Employers are understandably frustrated when, without prior notice, their employees are frequently late or miss work entirely. Fortunately, Minnesota statute offers employers an effective legal recourse.

Employment Misconduct

When employees fail to show up to work on time or at all, this behavior can be considered ‘employment misconduct’ under Minnesota law. Employment misconduct can be grounds for termination and disqualify an employee from receiving unemployment compensation benefits. This has been upheld in multiple Minnesota court cases. The below case excerpt offers a good summary of relevant Minnesota law:

Whether an employee engaged in employment misconduct presents a mixed question of fact and law. Stagg v. Vintage Place Inc., 796 N.W.2d 312, 315 (Minn.2011). Whether the employee committed a particular act is an issue of fact. Skarhus v. Davanni’s Inc., 721 N.W.2d 340, 344 (Minn.App.2006). This court views questions of fact in the light most favorable to the decision of the ULJ and gives deference to the ULJ’s credibility determinations. Id. Findings of fact will be upheld if they are supported by substantial evidence in light of the entire record. Minn.Stat. § 268.105, subd. 7(d)(5). Whether the facts constitute employment misconduct is a question of law, which this court reviews de novo. Schmidgall v.

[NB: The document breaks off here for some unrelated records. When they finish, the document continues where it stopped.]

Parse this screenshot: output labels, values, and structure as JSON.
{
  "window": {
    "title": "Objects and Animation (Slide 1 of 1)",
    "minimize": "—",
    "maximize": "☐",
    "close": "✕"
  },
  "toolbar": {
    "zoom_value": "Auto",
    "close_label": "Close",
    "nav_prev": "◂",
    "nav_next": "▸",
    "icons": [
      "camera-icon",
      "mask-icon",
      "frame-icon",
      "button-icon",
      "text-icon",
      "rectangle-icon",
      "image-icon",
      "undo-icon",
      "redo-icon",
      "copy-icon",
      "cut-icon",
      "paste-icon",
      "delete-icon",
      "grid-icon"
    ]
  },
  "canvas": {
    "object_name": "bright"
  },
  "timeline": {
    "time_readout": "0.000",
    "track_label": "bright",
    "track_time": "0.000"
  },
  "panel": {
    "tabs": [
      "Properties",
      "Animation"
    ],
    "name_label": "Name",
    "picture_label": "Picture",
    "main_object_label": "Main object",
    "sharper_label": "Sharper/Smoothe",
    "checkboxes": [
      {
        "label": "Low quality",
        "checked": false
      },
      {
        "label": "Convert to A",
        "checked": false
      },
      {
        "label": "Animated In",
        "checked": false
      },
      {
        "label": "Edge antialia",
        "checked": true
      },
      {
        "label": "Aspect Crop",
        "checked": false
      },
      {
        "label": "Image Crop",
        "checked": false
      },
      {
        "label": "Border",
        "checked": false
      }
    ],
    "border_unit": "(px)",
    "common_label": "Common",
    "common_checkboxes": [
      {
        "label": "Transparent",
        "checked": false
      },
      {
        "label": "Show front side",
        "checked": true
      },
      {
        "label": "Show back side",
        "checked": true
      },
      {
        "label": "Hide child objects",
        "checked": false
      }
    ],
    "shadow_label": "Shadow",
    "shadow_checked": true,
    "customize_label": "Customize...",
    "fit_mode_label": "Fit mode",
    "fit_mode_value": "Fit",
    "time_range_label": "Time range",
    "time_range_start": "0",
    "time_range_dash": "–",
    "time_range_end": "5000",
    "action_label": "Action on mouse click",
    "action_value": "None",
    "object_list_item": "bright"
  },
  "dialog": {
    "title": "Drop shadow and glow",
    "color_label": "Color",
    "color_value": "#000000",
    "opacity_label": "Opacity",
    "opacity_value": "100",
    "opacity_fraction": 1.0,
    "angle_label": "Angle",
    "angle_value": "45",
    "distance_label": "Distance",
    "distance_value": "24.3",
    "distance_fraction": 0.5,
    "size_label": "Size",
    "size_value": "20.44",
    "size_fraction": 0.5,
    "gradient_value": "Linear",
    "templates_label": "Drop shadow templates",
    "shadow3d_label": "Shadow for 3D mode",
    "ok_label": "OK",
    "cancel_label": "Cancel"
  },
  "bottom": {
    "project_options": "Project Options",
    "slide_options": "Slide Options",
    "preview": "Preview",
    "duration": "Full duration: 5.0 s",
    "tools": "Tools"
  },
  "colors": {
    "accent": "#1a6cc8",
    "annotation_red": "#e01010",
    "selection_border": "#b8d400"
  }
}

FilmTec Corp., 644 N.W.2d 801, 804 (Minn.2002).

 

An employee who is discharged for employment misconduct is ineligible for unemployment benefits. Minn.Stat. § 268.095, subd. 4(1). “Employment misconduct means any intentional, negligent, or indifferent conduct, on the job or off the job that displays clearly: (1) a serious violation of the standards of behavior the employer has the right to reasonably expect of the employee; or (2) a substantial lack of concern for the employment.” Id., subd. 6(a) (2010). An employee’s refusal to abide by the employer’s reasonable policies ordinarily constitutes employment misconduct. Schmidgall, 644 N.W.2d at 804. Minnesota law allows an employer to establish and enforce reasonable rules governing employee absences. Wichmann v. Travalia & U.S. Directives, Inc., 729 N.W.2d 23, 28 (Minn.App.2007).

 

As part of Cunningham’s job responsibilities, Wal–Mart expected him to keep his areas clean and to properly maintain the product signs. Wal–Mart also required employees to call in to report any absence from a scheduled shift. Should an employee not report to work for three consecutive days, it was considered a voluntary resignation. Cunningham missed five consecutive shifts without calling in. His failure to call regarding his absences was a serious violation of the standard that Wal–Mart had a right to reasonably expect of its employees. Because Cunningham’s conduct violated Wal–Mart’s reasonable expectations, we agree with the ULJ that such conduct could constitute employment misconduct under Minn.Stat. § 268.095, subd. 6(a)(1). But that does not end the analysis.

 

The ULJ erred by failing to consider Minn.Stat. § 268.095, subd. 6(b)(1) (2009 Minn. Laws ch. 15, § 9, at 47–48), in his decision. That section provides: “Regardless of paragraph (a), the following is not employment misconduct: (1) conduct that was a consequence of the applicant’s mental illness or impairment.” Minn.Stat. § 268.095, subd. 6(b)(1). Before this subdivision was enacted, the statute did not address mental illness or impairment and provided only that “absence because of illness or injury with proper notice to the employer [is] not employment misconduct.” Minn.Stat. § 268.095, subd. 6(a) (2008).

Tips for Employers

When arguing that termination and denial of unemployment compensation benefits to an employee were legal, employers and their attorneys should point to prior warnings to the errant employee and the negative impact of their inconsistent attendance. To aid in this potential argument, employers would be wise to proactively and meticulously log employees’ tardiness and missed work.